In 1991 he issued regulations on pollution abatement and effluent limitations covering all industries, with heavy fines for non-compliance. However, follow-up by the government on infractors was limited.
In December 1991, he announced plans to draw up guidelines by early 1992 to control oil pollution.
The Sani Abacha government appointed Kontagora sole administrator of Ahmadu Bello University, Zaria in 1995 after a major conflict at the university.
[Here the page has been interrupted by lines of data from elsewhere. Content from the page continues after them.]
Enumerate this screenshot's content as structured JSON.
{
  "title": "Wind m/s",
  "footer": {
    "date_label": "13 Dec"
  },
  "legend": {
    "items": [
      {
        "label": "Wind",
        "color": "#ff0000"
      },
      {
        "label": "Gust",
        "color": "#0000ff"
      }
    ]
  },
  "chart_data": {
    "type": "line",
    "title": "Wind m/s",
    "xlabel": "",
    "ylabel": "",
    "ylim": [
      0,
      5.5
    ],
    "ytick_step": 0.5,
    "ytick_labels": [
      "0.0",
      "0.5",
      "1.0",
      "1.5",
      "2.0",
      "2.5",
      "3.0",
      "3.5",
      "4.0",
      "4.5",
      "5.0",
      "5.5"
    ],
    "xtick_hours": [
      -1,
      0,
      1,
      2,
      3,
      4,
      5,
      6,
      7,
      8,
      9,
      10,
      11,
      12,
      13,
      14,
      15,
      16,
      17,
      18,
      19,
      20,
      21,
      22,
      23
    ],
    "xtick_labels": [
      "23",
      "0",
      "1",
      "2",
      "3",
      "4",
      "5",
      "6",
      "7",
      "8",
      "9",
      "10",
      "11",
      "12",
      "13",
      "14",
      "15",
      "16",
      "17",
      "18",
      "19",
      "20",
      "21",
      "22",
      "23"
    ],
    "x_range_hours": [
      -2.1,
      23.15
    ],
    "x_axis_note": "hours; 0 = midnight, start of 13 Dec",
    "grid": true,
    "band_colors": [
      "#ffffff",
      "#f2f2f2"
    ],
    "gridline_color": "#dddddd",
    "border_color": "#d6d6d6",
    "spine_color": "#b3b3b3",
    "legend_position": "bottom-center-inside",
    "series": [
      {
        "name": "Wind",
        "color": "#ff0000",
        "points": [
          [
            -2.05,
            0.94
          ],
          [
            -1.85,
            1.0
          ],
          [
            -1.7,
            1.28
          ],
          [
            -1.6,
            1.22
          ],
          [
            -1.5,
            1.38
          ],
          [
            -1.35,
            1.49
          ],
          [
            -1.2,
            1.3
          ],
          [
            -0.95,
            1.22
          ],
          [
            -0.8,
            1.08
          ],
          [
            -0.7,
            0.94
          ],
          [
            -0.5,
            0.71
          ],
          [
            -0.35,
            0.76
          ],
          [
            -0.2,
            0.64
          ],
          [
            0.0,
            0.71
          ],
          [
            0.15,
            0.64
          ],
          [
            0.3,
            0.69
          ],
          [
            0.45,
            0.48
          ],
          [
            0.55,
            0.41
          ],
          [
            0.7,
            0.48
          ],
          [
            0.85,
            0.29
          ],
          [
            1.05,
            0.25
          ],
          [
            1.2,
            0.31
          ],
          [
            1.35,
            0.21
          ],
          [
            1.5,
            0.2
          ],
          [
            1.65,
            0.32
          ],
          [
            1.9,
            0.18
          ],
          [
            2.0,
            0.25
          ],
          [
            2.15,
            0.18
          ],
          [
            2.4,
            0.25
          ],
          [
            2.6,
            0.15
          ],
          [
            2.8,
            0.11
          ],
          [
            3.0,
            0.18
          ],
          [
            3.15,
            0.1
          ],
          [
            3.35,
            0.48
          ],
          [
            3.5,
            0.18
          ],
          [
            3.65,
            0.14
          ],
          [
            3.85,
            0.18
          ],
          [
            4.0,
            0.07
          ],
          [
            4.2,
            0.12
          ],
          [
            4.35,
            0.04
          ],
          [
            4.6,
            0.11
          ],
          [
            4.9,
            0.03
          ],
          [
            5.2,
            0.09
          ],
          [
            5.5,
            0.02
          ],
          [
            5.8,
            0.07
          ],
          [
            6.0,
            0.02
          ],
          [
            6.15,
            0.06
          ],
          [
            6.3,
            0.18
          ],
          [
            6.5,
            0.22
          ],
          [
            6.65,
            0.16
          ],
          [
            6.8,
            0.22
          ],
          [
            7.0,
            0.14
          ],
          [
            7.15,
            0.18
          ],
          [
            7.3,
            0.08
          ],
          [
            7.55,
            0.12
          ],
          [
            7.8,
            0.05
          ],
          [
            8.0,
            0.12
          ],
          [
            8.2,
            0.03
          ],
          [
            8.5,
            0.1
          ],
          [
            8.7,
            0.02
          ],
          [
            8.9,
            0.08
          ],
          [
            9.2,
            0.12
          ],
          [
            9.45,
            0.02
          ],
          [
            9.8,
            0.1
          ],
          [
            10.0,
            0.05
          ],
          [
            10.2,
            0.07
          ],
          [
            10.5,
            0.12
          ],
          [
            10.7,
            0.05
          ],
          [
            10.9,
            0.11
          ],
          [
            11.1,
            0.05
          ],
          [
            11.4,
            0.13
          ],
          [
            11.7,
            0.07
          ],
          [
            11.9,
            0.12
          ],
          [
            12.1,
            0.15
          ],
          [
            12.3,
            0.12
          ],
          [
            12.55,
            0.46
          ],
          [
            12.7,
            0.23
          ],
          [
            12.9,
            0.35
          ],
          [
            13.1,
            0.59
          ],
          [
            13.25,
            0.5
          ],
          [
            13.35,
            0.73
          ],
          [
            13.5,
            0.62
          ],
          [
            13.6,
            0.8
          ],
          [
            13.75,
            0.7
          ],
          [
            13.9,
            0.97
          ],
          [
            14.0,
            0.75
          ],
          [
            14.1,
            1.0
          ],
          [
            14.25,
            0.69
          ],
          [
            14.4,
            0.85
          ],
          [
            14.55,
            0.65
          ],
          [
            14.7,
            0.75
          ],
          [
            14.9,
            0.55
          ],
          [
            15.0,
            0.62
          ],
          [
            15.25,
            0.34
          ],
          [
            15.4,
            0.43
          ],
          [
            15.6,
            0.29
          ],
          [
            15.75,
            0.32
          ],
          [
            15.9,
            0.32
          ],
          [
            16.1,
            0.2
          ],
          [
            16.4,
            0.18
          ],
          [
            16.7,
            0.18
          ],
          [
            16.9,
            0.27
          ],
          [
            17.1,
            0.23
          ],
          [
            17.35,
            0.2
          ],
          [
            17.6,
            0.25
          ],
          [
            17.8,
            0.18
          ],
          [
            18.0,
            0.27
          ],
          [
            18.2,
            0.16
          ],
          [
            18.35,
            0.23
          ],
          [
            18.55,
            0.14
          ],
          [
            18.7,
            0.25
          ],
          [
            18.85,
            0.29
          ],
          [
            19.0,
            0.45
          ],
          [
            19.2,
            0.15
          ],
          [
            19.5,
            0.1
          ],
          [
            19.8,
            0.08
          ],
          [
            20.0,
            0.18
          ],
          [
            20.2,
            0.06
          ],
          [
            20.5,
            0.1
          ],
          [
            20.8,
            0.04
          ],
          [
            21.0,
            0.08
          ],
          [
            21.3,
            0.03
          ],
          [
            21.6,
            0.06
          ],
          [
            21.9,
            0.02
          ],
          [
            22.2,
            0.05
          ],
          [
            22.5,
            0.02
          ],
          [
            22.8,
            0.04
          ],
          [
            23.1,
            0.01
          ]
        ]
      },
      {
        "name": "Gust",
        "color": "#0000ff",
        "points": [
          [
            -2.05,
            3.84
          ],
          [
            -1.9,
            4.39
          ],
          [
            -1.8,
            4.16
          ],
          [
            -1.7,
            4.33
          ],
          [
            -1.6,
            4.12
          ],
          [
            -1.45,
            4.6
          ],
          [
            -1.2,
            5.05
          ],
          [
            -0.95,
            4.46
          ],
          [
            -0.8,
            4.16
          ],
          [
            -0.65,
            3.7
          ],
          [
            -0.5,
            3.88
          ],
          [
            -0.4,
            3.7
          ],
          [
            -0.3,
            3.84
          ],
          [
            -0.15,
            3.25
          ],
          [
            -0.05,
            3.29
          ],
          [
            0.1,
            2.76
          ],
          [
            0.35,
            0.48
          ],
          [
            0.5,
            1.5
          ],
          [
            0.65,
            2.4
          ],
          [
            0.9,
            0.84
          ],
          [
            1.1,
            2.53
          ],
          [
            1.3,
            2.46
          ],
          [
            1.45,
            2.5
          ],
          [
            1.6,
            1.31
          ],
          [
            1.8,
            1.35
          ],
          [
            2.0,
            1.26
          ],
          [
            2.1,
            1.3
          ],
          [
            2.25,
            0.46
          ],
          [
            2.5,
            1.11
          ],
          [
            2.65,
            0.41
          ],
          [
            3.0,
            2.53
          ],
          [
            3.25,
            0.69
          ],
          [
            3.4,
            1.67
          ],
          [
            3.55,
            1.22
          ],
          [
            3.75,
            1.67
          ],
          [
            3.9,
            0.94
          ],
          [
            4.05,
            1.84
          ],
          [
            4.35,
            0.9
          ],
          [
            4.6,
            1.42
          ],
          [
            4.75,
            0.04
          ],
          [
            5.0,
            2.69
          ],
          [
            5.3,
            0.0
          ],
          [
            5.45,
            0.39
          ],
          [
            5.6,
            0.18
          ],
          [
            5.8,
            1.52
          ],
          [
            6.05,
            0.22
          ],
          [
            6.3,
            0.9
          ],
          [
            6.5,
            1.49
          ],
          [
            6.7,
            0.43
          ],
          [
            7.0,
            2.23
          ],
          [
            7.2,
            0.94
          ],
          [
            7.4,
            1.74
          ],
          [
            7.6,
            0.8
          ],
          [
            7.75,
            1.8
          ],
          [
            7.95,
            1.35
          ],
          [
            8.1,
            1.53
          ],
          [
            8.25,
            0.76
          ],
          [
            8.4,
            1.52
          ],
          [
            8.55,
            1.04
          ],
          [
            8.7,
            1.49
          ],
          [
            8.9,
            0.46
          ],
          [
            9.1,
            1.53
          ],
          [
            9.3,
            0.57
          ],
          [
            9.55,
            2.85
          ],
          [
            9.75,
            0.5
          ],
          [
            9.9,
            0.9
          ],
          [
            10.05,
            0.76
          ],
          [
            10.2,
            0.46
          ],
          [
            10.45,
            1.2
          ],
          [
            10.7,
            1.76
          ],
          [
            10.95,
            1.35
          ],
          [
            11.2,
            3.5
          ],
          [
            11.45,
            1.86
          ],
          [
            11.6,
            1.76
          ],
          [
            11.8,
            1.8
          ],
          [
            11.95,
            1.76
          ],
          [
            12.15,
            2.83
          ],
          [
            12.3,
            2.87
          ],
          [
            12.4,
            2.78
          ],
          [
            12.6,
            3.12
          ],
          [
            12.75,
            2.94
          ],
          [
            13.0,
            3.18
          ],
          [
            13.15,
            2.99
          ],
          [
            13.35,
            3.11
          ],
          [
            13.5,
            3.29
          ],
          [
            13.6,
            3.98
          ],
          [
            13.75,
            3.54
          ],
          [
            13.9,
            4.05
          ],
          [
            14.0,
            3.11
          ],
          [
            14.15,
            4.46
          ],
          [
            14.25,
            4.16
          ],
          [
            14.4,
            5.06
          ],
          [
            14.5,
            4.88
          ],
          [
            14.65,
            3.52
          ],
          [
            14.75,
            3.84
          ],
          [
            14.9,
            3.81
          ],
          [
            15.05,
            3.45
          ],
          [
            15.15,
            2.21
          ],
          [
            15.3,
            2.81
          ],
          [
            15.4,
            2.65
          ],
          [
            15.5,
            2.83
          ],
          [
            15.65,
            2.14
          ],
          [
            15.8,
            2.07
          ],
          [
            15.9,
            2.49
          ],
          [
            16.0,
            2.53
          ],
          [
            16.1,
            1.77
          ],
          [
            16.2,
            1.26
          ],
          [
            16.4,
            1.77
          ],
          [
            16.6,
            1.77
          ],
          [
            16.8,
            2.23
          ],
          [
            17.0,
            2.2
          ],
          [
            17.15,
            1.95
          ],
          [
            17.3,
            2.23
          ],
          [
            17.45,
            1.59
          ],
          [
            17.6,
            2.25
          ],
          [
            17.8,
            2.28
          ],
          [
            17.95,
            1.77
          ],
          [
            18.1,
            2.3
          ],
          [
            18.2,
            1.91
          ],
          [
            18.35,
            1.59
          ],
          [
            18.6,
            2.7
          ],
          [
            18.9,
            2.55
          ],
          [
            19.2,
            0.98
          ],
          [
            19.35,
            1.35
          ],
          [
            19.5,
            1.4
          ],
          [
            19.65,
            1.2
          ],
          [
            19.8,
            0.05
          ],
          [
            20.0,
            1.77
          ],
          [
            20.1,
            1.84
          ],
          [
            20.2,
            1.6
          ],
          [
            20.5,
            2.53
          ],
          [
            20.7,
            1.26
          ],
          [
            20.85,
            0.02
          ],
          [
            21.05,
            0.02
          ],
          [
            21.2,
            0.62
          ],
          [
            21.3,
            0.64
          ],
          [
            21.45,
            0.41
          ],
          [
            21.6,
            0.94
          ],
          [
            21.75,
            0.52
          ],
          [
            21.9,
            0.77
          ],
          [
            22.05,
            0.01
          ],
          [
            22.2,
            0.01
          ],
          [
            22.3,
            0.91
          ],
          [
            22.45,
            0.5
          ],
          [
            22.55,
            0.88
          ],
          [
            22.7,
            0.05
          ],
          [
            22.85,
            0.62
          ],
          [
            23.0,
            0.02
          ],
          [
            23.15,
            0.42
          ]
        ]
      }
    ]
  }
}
He remained in charge until some time after the death of Abacha.

Kontagora was appointed Administrator of the Federal Capital Territory (FCT) on 22 August 1998.
The brief period when Kontagora was in charge of the FCT saw a boom in construction of housing and infrastructure.
Kontagora ceded a strategic plot next to the International Conference centre to the Abuja Horticultural Society to develop as a world standard park, now the Abuja International Peace Park, finally opened in 2003.
In January 1999 Kontagora said that all structures had been put in place to ensure a smooth transition to democracy in May 1999.

Kontagora was a candidate to represent the People's Democratic Party (PDP) in the 2003 elections for FCT Senator, but was defeated in the primaries by Isa Maina, who went on to be elected.
In October 2004 Kontagora announced that he would be a candidate to contest the 2007 presidential elections on the PDP platform.
He was cleared as a candidate by the PDP, but was defeated by Umaru Yar'Adua, who went on to be elected. He died in the late hours of May 29, 2013. He was 69. As a memorial, Kotagora has a square named after him in the Ahmadu Bello University.